Research seems to show that we tend to look for a partner who has the same level of facial symmetry that we do (facial symmetry how closely both sides of someone’s face are identical to each other is one way we humans instinctively judge how physically beautiful someone is). In other words, we gravitate toward dating people who match our own level of physical attractiveness overall. But what role does your personality play in your overall attractiveness? Statistically, most people reading this are average looking (based on a 0 to 10 scale, with 0 being not at all attractive and 10 being the perfect physical specimen of humanity, statistics demand that most people land right around the middle of the scale. It’s not personal, it’s math.), so what else about you makes you a stunner?
Have you ever met someone whose looks make you weak in the knees but whose personality was a total turnoff? Or what about that person who might not be model material but who makes your heart do flips because of how great he or she is? Obviously, physical looks are only part of the overall attraction equation. We each value different things in other people ”humor, intelligence, athleticism, sociability, ambition, political leanings, and so forth” and when we find a person who shares a lot of the same values in common, it can be a very good thing.
Therefore, it stands to reason that you need to become the type of person you’d like to date if you are not likely, from a statistical point of view, to be one of the rare 10s of the world. If you’re an introverted couch potato with a beer belly and terrible manners looking for a sophisticated, athletic socialite and think it’s going to magically happen without you having to lift a finger, go on dreaming your couch potato dreams. The only way to get what you want is, in this case, to become the kind of person that desirable, sophisticated, athletic socialites would probably find attractive.
Change your fundamental personality
While you don’t have to change your fundamental personality (and you should never try to be someone you aren’t just to get someone else’s approval!), pick a few things you’d like to be better at doing or being. Has your temper caused breakups in the past? Find an anger therapist and work on learning to control and focus your anger into productive activities. Did you want to be a musician when you were a kid and admire people with musical talent? What’s stopping you now from taking some piano lessons or getting some tips on the guitar? Do you want to be able to intelligently contribute to deep discussions without sounding like an idiot? Pick up a book on something you’re interested in and start learning all you can.

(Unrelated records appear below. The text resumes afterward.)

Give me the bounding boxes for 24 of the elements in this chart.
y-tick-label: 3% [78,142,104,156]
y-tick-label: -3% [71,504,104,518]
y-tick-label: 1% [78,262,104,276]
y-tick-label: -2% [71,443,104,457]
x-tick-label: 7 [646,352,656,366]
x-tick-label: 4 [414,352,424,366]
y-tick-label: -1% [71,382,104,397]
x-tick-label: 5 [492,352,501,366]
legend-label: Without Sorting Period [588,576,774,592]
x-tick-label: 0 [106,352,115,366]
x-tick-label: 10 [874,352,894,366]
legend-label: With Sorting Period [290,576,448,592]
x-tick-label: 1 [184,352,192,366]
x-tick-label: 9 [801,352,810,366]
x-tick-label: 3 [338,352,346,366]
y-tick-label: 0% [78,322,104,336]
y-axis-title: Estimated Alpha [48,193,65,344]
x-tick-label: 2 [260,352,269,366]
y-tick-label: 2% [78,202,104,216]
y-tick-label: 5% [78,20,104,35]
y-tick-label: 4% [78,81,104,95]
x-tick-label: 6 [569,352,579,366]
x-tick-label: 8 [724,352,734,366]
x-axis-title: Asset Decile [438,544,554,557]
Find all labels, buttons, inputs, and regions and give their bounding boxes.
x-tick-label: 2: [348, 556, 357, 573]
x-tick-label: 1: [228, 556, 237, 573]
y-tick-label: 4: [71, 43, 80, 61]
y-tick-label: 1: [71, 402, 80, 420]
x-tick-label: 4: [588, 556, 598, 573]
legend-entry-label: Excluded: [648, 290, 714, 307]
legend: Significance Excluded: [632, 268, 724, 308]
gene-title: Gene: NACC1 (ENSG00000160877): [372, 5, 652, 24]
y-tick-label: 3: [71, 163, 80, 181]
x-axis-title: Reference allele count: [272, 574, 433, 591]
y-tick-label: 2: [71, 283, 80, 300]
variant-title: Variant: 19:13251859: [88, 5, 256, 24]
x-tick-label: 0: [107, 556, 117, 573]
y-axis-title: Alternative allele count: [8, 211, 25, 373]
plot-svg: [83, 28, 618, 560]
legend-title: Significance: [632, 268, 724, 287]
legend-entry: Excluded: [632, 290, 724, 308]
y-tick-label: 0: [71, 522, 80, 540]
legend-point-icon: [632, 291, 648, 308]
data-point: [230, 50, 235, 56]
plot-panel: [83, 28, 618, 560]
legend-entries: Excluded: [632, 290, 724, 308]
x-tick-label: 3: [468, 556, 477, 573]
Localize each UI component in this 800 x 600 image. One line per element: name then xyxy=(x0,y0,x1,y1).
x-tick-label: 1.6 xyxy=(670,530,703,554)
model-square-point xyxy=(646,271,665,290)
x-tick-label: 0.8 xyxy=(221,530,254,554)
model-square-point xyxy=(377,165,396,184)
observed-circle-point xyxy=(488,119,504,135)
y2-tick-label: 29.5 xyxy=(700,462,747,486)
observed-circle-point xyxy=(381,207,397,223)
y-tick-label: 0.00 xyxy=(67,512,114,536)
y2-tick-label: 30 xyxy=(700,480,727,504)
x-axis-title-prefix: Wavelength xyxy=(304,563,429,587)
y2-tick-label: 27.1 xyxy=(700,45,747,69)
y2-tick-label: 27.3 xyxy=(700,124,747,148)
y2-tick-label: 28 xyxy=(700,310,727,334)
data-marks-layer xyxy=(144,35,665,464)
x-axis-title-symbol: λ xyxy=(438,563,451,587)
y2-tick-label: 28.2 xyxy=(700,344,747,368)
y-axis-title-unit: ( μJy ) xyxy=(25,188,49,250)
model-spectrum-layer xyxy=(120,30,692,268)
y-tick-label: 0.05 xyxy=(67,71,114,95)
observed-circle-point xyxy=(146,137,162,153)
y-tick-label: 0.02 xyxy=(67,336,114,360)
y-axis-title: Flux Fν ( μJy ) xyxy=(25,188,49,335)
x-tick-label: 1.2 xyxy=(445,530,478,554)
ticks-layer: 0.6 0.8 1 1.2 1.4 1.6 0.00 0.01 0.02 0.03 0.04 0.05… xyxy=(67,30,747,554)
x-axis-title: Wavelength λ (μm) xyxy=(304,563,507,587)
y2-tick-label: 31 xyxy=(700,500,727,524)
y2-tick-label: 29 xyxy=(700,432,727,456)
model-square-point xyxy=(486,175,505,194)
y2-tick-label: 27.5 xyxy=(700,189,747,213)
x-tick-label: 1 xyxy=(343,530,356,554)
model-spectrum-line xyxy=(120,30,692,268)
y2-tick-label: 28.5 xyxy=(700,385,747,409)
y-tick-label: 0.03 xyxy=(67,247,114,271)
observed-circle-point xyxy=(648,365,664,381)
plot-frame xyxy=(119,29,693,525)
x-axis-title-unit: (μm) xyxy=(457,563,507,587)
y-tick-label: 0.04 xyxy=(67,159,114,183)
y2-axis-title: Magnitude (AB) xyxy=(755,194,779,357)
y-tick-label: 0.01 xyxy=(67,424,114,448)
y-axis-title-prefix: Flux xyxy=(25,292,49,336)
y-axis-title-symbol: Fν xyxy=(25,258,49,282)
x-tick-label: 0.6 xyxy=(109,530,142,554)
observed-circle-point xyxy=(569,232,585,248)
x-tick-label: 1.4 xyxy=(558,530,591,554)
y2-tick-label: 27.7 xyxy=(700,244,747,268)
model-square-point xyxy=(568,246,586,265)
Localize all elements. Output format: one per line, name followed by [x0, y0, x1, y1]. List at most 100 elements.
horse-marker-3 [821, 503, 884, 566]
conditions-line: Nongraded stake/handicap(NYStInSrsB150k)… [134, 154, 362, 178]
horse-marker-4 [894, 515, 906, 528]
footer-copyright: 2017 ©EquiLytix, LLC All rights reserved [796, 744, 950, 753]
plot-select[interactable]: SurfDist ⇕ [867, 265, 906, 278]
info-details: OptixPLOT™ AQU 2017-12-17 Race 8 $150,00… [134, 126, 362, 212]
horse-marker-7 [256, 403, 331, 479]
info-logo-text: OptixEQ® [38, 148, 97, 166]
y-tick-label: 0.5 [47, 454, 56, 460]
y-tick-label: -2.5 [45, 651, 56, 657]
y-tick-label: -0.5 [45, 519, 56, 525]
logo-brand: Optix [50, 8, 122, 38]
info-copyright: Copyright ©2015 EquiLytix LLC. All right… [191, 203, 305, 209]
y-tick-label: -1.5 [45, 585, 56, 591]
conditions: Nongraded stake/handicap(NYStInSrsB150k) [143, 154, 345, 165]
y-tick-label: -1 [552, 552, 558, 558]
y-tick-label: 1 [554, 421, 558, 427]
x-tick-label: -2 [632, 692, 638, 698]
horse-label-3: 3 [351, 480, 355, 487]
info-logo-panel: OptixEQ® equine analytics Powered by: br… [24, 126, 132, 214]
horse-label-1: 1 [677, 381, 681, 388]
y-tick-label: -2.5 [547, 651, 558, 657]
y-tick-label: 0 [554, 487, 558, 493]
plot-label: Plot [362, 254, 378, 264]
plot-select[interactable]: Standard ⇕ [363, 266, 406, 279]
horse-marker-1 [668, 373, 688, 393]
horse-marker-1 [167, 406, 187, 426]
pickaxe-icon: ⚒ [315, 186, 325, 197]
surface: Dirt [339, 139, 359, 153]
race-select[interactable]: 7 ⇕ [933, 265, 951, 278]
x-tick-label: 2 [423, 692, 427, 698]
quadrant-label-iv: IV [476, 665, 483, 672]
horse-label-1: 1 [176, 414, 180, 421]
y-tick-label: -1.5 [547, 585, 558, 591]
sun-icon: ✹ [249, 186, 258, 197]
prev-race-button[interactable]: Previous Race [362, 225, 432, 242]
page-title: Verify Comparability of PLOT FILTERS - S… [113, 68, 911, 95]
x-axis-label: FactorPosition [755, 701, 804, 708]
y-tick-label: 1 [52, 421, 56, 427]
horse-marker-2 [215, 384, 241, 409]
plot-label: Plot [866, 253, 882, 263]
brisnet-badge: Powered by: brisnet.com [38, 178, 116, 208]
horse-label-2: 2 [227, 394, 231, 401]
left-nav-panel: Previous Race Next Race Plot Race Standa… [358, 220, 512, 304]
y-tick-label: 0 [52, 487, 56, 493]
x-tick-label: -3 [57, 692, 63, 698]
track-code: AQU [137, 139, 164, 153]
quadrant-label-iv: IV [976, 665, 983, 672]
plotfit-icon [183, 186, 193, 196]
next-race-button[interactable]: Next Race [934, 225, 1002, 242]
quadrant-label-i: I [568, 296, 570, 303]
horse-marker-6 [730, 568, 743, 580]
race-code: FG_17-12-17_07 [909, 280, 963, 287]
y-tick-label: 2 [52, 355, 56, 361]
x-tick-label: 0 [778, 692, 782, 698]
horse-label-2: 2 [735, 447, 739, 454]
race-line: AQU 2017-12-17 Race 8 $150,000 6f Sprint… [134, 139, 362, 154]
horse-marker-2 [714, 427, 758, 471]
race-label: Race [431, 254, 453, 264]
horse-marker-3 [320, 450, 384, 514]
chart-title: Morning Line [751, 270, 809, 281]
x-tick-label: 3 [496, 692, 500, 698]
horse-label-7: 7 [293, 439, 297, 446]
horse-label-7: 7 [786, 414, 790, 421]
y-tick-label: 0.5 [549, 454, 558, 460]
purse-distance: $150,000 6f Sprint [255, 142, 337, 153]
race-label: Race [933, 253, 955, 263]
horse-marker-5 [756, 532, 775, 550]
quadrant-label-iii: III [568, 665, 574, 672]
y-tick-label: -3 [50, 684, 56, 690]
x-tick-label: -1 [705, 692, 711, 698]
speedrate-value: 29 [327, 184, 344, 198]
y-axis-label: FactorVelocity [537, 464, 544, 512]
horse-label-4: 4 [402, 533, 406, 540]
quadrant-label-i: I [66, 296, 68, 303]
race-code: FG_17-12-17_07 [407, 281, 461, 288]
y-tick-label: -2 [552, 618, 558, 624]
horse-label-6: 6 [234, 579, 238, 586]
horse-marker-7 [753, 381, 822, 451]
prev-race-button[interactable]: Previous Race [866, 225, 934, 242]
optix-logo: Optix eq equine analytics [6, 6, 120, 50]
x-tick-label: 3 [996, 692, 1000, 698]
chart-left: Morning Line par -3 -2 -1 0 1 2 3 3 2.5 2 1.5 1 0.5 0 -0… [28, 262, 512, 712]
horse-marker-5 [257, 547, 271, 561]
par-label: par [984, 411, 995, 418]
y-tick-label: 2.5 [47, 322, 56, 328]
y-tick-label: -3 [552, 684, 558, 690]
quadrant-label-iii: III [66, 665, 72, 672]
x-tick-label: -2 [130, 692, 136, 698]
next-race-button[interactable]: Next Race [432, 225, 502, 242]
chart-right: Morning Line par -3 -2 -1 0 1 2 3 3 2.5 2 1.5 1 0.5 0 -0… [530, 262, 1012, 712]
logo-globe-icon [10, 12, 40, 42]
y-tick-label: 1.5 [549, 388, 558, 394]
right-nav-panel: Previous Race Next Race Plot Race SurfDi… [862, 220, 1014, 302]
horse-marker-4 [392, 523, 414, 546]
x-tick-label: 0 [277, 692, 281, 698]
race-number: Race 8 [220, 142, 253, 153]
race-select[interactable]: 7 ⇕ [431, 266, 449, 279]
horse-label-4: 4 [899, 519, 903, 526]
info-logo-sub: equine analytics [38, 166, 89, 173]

Self-improvement is pretty simple when you get down to the nuts and bolts: pick something you find worthy of working on and then work on it. Start with one thing and then add another when you have time, money, or the inclination to do so.
No matter how hard you try, you will never be all things to all people. Not everyone in the world will like you much less love you. But they don’t have to. The point is that you are improving yourself for yourself, not for the hypothetical sophisticated athletic socialite. Along the way, magical things happen: you become more interesting, and being interesting is attractive. As you broaden your horizons, you’ll find that your confidence rises, you develop a more specific view about what attributes you find attractive in others, and you realize you can do hard things. If you’re the couch potato with a will to become a better person, maybe in your journey to becoming more interesting and attractive through working on making yourself a better person, you do meet that sophisticated, athletic socialite who also happens to be interested in some of your favorite things. And won’t you be glad you worked to make yourself more interesting and attractive?